Nuclear magnetic resonance spectroscopic and computational investigations of chloroperoxidase catalyzed regio- and enantio-selective transformations
Chloroperoxidase (CPO) is the most versatile heme-containing enzyme that catalyzes a broad spectrum of reactions. The remarkable feature of this enzyme is the high regio- and enantio-selectivity exhibited in CPO-catalyzed oxidation reactions. The aim of this dissertation is to elucidate the structural basis for regio- and enantio-selective transformations and investigate the application of CPO in biodegradation of synthetic dyes. To unravel the mechanism of CPO-catalyzed regioselective oxidation of indole, the dissertation explored the structure of CPO-indole complex using paramagnetic relaxation and molecular modeling. The distances between the protons of indole and the heme iron revealed that the pyrrole ring of indole is oriented toward the heme with its 2-H pointing directly at the heme iron. This provides the first experimental and theoretical explanation for the "unexpected" regioselectivity of CPO-catalyzed indole oxidation. Furthermore, the residues including Leu 70, Phe 103, Ile 179, Val 182, Glu 183, and Phe 186 were found essential to the substrate binding to CPO. These results will serve as a lighthouse in guiding the design of CPO mutants with tailor-made activities for biotechnological applications. To understand the origin of the enantioselectivity of CPO-catalyzed oxidation reactions, the interactions of CPO with substrates such as 2-(methylthio)thiophene were investigated by nuclear magnetic resonance spectroscopy (NMR) and computational techniques. In particular, the enantioselectivity is partly explained by the binding orientation of substrates. In third facet of this dissertation, a green and efficient system for degradation of synthetic dyes was developed. Several commercial dyes such as orange G were tested in the CPO-H2O 2-Cl- system, where degradation of these dyes was found very efficient.
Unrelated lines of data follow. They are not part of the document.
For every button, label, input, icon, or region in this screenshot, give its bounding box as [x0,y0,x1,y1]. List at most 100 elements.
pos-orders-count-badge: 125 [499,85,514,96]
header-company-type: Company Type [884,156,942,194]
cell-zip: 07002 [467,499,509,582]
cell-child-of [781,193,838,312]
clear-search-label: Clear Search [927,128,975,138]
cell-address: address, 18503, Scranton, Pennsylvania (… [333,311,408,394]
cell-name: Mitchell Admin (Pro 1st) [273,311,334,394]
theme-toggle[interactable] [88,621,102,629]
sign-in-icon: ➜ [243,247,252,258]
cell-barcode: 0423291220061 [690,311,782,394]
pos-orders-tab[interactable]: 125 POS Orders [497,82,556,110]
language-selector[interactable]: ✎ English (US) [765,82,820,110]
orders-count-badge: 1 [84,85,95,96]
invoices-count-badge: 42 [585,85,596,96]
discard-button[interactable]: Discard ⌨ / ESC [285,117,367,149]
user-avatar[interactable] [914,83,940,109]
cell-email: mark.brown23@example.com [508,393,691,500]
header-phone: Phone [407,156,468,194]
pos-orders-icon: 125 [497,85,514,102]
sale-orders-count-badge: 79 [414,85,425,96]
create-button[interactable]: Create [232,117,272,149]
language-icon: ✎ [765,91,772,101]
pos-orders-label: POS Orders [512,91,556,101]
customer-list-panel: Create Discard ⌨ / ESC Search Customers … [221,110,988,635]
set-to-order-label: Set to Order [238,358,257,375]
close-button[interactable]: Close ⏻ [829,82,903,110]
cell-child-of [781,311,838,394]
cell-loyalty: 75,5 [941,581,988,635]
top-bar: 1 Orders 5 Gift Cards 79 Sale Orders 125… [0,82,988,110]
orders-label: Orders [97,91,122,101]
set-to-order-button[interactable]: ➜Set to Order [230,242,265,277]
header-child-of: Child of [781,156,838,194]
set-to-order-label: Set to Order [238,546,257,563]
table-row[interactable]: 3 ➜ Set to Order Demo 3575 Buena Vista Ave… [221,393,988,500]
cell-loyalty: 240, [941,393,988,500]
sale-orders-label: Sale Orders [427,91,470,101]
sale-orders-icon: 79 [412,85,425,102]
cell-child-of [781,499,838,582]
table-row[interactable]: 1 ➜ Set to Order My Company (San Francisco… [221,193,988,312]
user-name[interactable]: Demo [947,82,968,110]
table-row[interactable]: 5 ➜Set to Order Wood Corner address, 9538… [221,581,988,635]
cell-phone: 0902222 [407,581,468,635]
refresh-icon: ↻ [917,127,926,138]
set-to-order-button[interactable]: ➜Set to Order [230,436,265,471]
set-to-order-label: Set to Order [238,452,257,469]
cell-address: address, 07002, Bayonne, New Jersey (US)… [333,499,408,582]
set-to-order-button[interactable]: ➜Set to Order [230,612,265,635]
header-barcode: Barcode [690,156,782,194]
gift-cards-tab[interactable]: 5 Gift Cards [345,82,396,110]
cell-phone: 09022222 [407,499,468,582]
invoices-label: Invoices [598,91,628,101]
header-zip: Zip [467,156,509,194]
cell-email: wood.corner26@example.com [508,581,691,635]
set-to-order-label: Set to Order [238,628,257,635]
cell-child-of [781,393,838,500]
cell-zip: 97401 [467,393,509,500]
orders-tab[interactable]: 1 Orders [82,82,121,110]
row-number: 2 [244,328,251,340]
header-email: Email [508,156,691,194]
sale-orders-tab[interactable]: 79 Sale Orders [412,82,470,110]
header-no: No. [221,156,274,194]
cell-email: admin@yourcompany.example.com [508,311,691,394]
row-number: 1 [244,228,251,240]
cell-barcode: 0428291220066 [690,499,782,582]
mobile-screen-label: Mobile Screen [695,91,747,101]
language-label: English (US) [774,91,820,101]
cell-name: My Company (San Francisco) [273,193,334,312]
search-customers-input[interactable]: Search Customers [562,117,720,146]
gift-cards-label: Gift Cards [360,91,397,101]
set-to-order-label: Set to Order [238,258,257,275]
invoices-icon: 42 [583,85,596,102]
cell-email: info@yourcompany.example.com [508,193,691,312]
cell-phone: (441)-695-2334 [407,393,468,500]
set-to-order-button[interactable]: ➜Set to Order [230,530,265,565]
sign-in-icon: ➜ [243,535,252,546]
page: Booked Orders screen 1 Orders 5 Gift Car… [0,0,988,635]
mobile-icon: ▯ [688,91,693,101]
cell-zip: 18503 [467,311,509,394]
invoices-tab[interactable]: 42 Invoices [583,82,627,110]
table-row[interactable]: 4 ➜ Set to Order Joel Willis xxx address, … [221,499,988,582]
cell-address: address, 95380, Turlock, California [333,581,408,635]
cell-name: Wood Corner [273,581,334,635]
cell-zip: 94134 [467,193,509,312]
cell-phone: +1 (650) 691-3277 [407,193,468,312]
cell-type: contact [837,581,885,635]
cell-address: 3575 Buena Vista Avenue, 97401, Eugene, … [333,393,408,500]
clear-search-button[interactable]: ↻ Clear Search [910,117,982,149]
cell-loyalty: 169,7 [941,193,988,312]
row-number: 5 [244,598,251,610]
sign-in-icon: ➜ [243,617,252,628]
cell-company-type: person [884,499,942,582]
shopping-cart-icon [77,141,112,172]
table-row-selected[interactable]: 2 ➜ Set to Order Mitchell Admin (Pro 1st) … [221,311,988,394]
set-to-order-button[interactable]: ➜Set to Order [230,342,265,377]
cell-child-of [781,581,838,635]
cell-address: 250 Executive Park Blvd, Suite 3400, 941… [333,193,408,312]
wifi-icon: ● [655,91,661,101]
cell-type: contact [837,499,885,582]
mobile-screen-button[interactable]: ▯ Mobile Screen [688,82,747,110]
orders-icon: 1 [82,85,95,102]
The presence of halide ions and acidic pH were found necessary to the decomposition of dyes. Significantly, the results revealed that this degradation of azo dyes involves a ferric hypochlorite intermediate of CPO (Fe-OCl), compound X.
Zhang, Rui, "Nuclear magnetic resonance spectroscopic and computational investigations of chloroperoxidase catalyzed regio- and enantio-selective transformations" (2013). ProQuest ETD Collection for FIU. AAI3567374.